In Scotland we use different voting systems for every single election – First-past-the-post for Westminster, AMS for the Scottish Parliament, STV for Scottish council elections, and d’Hondt for the elections for the European Parliament.

I personally prefer d’Hondt and don’t mind AMS, but I really don’t like STV (the Single Transferable Vote).

On paper it’s a beautiful system. As Wikipedia puts it, “under STV, an elector’s vote is initially allocated to his or her most preferred candidate, and then, after candidates have been either elected or eliminated, any surplus or unused votes are transferred according to the voter’s stated preferences. The system minimizes “wasted” votes, provides approximately proportional representation, and enables votes to be explicitly cast for individual candidates rather than for closed party lists. It achieves this by using multi-seat constituencies (voting districts) and by transferring votes to other eligible candidates that would otherwise be wasted on sure losers or sure winners.”

However, this only really works well if voters remember to vote for all the candidates they would like to get elected. In practice, many voters will only vote for one or perhaps two candidates, which leads to a lot of wasted votes.

Even worse, because the political parties anticipate this flaw, they don’t put up more candidates than they expect they can get elected. This is because they fear that if there are two candidates from party X but only votes enough for one candidate to be elected, the two candidates will share the votes so evenly that none of them get through.

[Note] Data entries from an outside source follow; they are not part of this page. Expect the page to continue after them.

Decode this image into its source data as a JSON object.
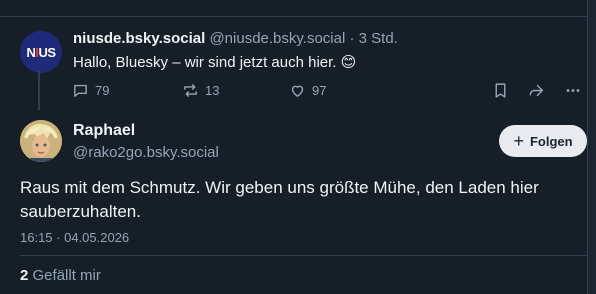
{
  "post": {
    "author_name": "niusde.bsky.social",
    "author_handle": "@niusde.bsky.social",
    "separator": "·",
    "time": "3 Std.",
    "text": "Hallo, Bluesky – wir sind jetzt auch hier. 😊",
    "avatar_text_n": "N",
    "avatar_text_i": "I",
    "avatar_text_us": "US",
    "replies": "79",
    "reposts": "13",
    "likes": "97"
  },
  "reply": {
    "author_name": "Raphael",
    "author_handle": "@rako2go.bsky.social",
    "follow_label": "Folgen",
    "text": "Raus mit dem Schmutz. Wir geben uns größte Mühe, den Laden hier sauberzuhalten.",
    "timestamp": "16:15 · 04.05.2026",
    "like_count": "2",
    "like_label": "Gefällt mir"
  },
  "icons": {
    "reply": "speech-bubble-icon",
    "repost": "repost-icon",
    "like": "heart-icon",
    "bookmark": "bookmark-icon",
    "share": "share-arrow-icon",
    "more": "more-dots-icon",
    "follow": "plus-icon"
  },
  "colors": {
    "background": "#161e27",
    "muted_text": "#93a5b7",
    "follow_button": "#e8ecf0"
  }
}
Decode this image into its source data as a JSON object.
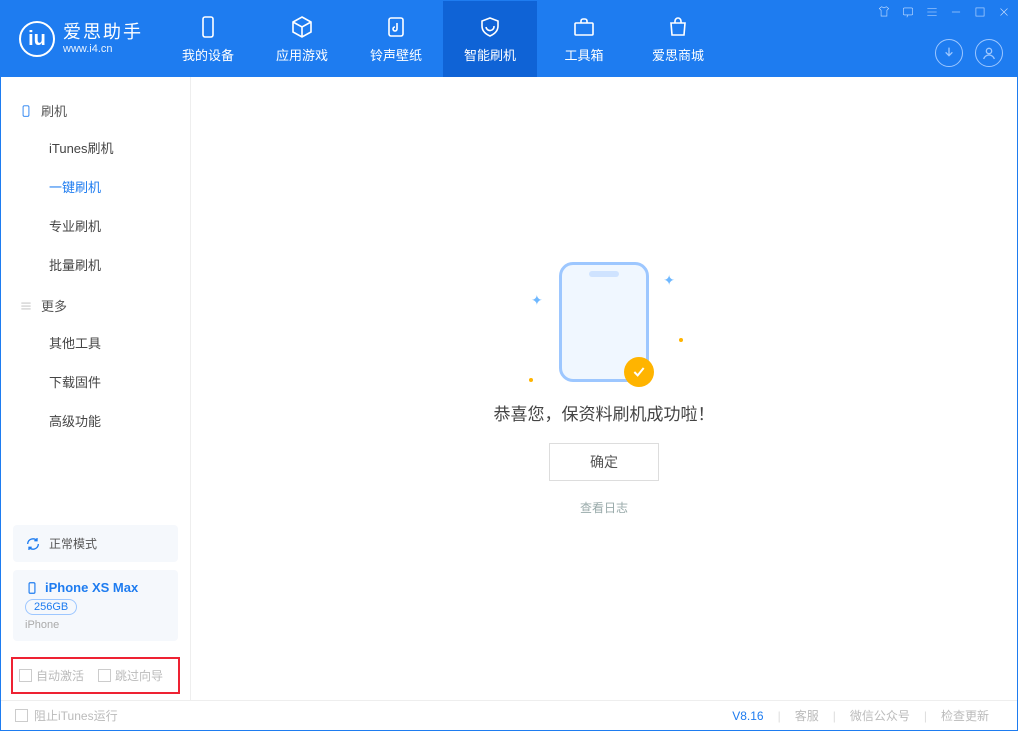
{
  "app": {
    "name": "爱思助手",
    "url": "www.i4.cn"
  },
  "tabs": {
    "device": "我的设备",
    "apps": "应用游戏",
    "ringtone": "铃声壁纸",
    "flash": "智能刷机",
    "toolbox": "工具箱",
    "store": "爱思商城"
  },
  "sidebar": {
    "section_flash": "刷机",
    "items_flash": {
      "itunes": "iTunes刷机",
      "oneclick": "一键刷机",
      "pro": "专业刷机",
      "batch": "批量刷机"
    },
    "section_more": "更多",
    "items_more": {
      "other": "其他工具",
      "firmware": "下载固件",
      "advanced": "高级功能"
    }
  },
  "device": {
    "mode": "正常模式",
    "name": "iPhone XS Max",
    "capacity": "256GB",
    "type": "iPhone"
  },
  "options": {
    "auto_activate": "自动激活",
    "skip_guide": "跳过向导"
  },
  "main": {
    "success_msg": "恭喜您，保资料刷机成功啦！",
    "ok": "确定",
    "view_log": "查看日志"
  },
  "footer": {
    "block_itunes": "阻止iTunes运行",
    "version": "V8.16",
    "support": "客服",
    "wechat": "微信公众号",
    "update": "检查更新"
  }
}
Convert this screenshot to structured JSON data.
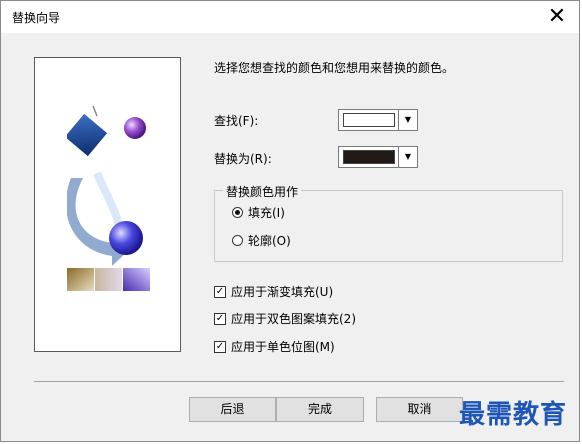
{
  "window": {
    "title": "替换向导",
    "close_glyph": "✕"
  },
  "instruction": "选择您想查找的颜色和您想用来替换的颜色。",
  "find": {
    "label": "查找(F):",
    "swatch_color": "#ffffff"
  },
  "replace": {
    "label": "替换为(R):",
    "swatch_color": "#211a16"
  },
  "apply_group": {
    "title": "替换颜色用作",
    "options": [
      {
        "label": "填充(I)",
        "selected": true
      },
      {
        "label": "轮廓(O)",
        "selected": false
      }
    ]
  },
  "checkboxes": [
    {
      "label": "应用于渐变填充(U)",
      "checked": true
    },
    {
      "label": "应用于双色图案填充(2)",
      "checked": true
    },
    {
      "label": "应用于单色位图(M)",
      "checked": true
    }
  ],
  "buttons": {
    "back": "后退",
    "finish": "完成",
    "cancel": "取消"
  },
  "check_glyph": "✓",
  "dropdown_glyph": "▼",
  "watermark": "最需教育"
}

An example of this was the elections to Glasgow City Council in 2007: The SNP put up 22 candidates and got them all elected; however, in many wards they got so many votes that it’s likely they could have got more people elected if they had tried. Labour didn’t seem to suffer much from putting up a very large number of candidates, but if their share of the vote had been a bit lower, it’s quite possible they would’ve ended up with fewer councillors than if they had put up fewer candidates.

This way of second-guessing the number of candidates you can get elected is to my mind quite undemocratic and requires a solution. If STV cannot be abolished, I think it should be obligatory to rank all the candidates (but that would probably lead to a very large number of spoilt ballot papers).

However, to me the best solution would be to replace STV with either AMS or d’Hondt.